Mung beans are rich in antioxidants, vitamin C, and fiber, which help reduce inflammation and fight free radicals that damage cells and lead to cancer.
Mung beans are packed with nutrients and are a popular ingredient in many dishes. According to the U.S. Department of Agriculture , one cup of raw mung beans (125 g) contains 31 calories, 1.8 g of protein, 7 g of carbohydrates, 2.7 g of fiber, and 0.2 g of fat, along with many other beneficial micronutrients.
A 2020 review by Bellarmine University (USA), based on 10 studies, showed that mung beans contain several phytonutrients such as phenols, carotenoids, and flavonoids. These substances act as antioxidants that help fight inflammation in the body, and inflammation is a cause of chronic diseases. Therefore, they may reduce the risk of developing certain cancers, arthritis, diabetes, etc.

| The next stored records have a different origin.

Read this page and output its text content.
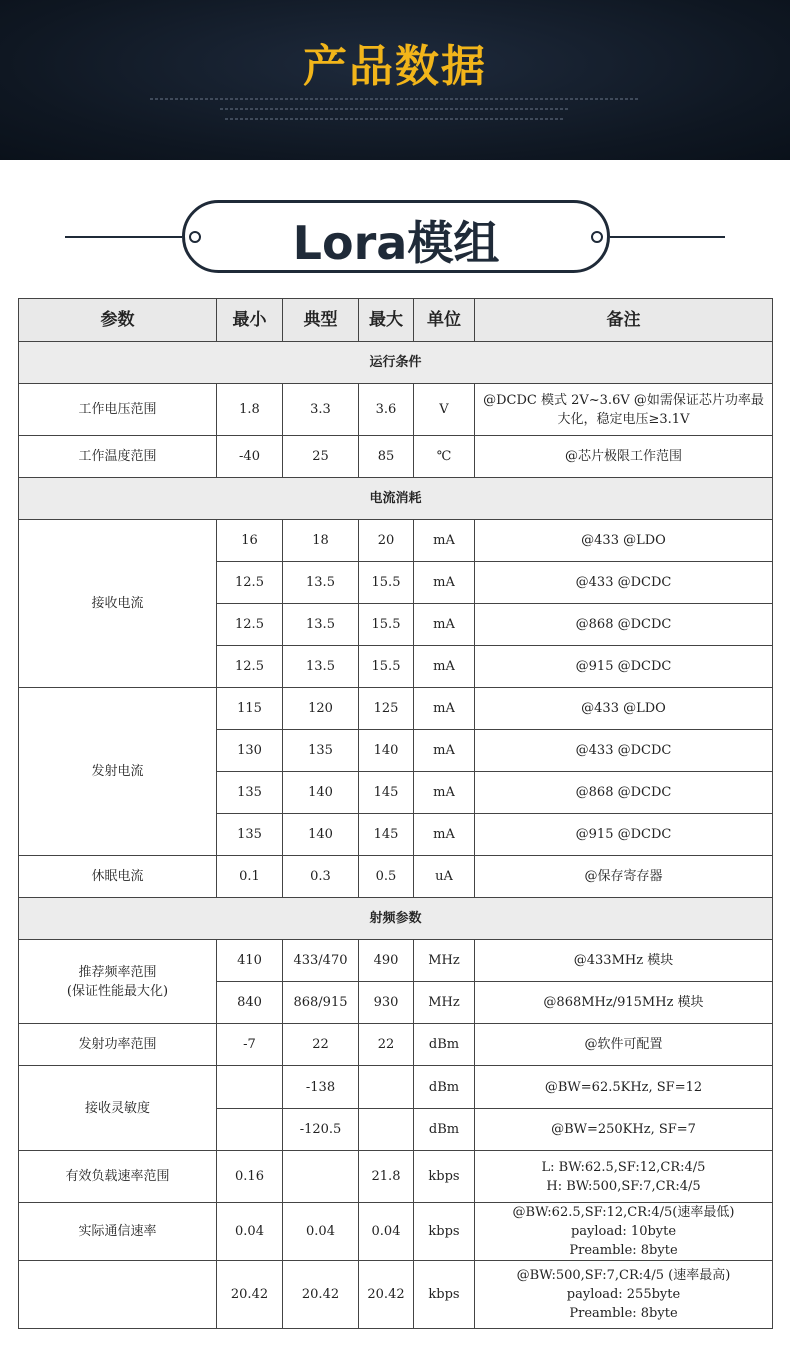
产品数据
Lora模组
参数	最小	典型	最大	单位	备注
运行条件					
工作电压范围	1.8	3.3	3.6	V	@DCDC 模式 2V~3.6V @如需保证芯片功率最
大化，稳定电压≥3.1V

工作温度范围	-40	25	85	℃	@芯片极限工作范围
电流消耗					
接收电流	16	18	20	mA	@433 @LDO
	12.5	13.5	15.5	mA	@433 @DCDC
	12.5	13.5	15.5	mA	@868 @DCDC
	12.5	13.5	15.5	mA	@915 @DCDC
发射电流	115	120	125	mA	@433 @LDO
	130	135	140	mA	@433 @DCDC
	135	140	145	mA	@868 @DCDC
	135	140	145	mA	@915 @DCDC
休眠电流	0.1	0.3	0.5	uA	@保存寄存器
射频参数					

推荐频率范围
(保证性能最大化)	410	433/470	490	MHz	@433MHz 模块
	840	868/915	930	MHz	@868MHz/915MHz 模块
发射功率范围	-7	22	22	dBm	@软件可配置
接收灵敏度		-138		dBm	@BW=62.5KHz, SF=12
		-120.5		dBm	@BW=250KHz, SF=7
有效负载速率范围	0.16		21.8	kbps	L: BW:62.5,SF:12,CR:4/5
H: BW:500,SF:7,CR:4/5

实际通信速率	0.04	0.04	0.04	kbps	@BW:62.5,SF:12,CR:4/5(速率最低)
payload: 10byte
Preamble: 8byte

	20.42	20.42	20.42	kbps	@BW:500,SF:7,CR:4/5 (速率最高)
payload: 255byte
Preamble: 8byte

According to the U.S. National Institutes of Health , eating foods containing antioxidants, such as green beans or other fruits and vegetables, contributes to a reduced risk of cancer and diabetes. This is because the compounds in green beans combat oxidative stress – a condition where the body produces too many free radicals that damage cells and lead to disease.
Mung beans are rich in fiber and antioxidants, which are beneficial for health. Photo: Freepik
According to the U.S. Department of Agriculture, green beans are a rich source of vitamin C. A diet rich in vegetables, beans, and fruits containing vitamin C helps the immune system function well and allows the body to absorb nonheme iron. Nonheme iron is a plant-based form of iron found in green beans.
Vitamin C also plays a crucial role in fighting infections and healing wounds, according to the Harvard TH Chan School of Public Health (USA). Eating these beans not only helps wounds heal faster, but vitamin C also combats free radicals in the body, helping to prevent cancer and heart disease.
Mung beans are also rich in fiber. According to the American Nutrition Association, fiber takes longer to digest, thus increasing feelings of fullness. This helps reduce food intake, contributing to weight loss and preventing obesity. The fiber in mung beans can lower cholesterol and blood sugar levels, limiting the risk of developing diabetes. Overweight and diabetes are also two risk factors for cancer.
Mung beans can be used in soups, stews, desserts, baked goods, or added to salads, offering many health benefits. However, they should not be overcooked as this can reduce the amount of beneficial nutrients.